04.07.2006

KALL MARTIN, CEO Tamedia/Juli 2006

Turnaround: Die Lancierung von TV 3 war ein Fehler, gesteht CEO Martin Kall ein, aber die Einstellung des Senders war ein mutiger Entscheid, denn das ermöglichte den Kauf von 20 Minuten. Seit Kall am Ruder ist, wurde die Tamedia durchgeschüttelt, Hunderte von Mitarbeitern wurden entlassen. Das war nötig, denn ohne Stellenmarkt wäre die Tamedia seit 1990 defizitär. Kall sagt, wie er den Turnaround bewältigte und welches seine nächsten persönlichen Ziele sind.

Herr Kall, Sie sind nun seit vier Jahren CEO von Tamedia. Welches war Ihre wichtigste Entscheidung, die Sie in dieser Zeit getroffen haben?
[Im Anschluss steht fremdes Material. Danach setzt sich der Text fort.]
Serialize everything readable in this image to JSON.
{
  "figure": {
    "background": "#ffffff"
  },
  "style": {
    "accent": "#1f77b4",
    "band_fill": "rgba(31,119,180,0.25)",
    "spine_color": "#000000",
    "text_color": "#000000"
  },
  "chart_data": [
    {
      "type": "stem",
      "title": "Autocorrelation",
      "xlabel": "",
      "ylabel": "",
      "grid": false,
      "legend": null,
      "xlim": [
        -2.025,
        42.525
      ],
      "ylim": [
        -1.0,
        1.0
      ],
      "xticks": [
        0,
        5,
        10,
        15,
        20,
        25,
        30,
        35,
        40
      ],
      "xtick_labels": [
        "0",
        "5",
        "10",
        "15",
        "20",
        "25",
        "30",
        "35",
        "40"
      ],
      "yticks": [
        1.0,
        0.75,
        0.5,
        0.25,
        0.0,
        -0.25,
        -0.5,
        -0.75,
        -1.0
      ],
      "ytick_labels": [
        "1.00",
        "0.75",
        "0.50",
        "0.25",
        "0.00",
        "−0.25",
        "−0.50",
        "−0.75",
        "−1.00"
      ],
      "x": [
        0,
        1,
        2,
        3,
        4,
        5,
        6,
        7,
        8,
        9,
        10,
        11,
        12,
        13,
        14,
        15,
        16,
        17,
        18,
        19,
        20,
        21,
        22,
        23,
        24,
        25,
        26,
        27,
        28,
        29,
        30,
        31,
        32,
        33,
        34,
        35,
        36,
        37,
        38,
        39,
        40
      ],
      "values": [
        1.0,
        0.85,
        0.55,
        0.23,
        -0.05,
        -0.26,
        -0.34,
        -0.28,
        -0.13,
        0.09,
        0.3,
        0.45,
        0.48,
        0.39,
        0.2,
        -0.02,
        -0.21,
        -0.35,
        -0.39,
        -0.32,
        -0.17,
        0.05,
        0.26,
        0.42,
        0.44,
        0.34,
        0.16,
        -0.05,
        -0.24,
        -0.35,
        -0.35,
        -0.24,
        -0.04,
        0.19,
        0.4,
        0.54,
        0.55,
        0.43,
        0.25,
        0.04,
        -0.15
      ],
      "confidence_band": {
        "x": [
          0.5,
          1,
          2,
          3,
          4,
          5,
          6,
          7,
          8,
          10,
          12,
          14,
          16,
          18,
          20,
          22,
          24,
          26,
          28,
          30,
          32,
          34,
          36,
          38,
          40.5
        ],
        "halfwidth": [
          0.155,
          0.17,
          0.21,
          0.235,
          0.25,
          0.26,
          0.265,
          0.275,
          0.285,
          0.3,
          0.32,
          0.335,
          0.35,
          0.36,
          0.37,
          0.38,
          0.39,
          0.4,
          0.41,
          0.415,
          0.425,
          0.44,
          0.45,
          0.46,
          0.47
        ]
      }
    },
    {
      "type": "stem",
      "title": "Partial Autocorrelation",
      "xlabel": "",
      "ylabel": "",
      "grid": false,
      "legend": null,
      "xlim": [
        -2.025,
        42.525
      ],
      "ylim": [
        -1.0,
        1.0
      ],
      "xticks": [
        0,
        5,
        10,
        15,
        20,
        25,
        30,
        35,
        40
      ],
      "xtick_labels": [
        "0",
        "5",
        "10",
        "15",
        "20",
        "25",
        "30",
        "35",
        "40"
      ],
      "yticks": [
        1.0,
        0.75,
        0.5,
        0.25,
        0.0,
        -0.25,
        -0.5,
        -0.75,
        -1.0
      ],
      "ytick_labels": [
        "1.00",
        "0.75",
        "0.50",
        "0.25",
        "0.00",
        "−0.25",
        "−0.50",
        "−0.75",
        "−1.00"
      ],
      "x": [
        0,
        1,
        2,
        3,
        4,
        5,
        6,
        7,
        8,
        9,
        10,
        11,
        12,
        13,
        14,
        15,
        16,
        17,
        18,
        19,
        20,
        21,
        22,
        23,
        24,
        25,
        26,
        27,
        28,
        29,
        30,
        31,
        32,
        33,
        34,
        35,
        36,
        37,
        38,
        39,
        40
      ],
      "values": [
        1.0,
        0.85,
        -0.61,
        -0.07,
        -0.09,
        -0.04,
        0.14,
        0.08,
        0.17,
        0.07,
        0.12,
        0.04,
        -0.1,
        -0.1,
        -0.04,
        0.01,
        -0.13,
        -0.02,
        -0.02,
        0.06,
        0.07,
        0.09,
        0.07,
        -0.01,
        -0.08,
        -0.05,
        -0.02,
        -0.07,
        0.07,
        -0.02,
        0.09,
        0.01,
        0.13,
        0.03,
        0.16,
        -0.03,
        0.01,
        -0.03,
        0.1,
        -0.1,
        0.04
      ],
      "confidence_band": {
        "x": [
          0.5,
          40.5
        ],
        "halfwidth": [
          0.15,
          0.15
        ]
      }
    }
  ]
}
“Wir hatten 2002, als sich unsere Ergebnisse drastisch verschlechterten, den Mut, uns einer Bestandesaufnahme zu unterziehen. Dies war eminent wichtig. Deren Erkenntnisse lieferten uns die Grundlage für die richtige Entscheidungsfindung und letztendlich für die Strategie, die heute noch gilt.”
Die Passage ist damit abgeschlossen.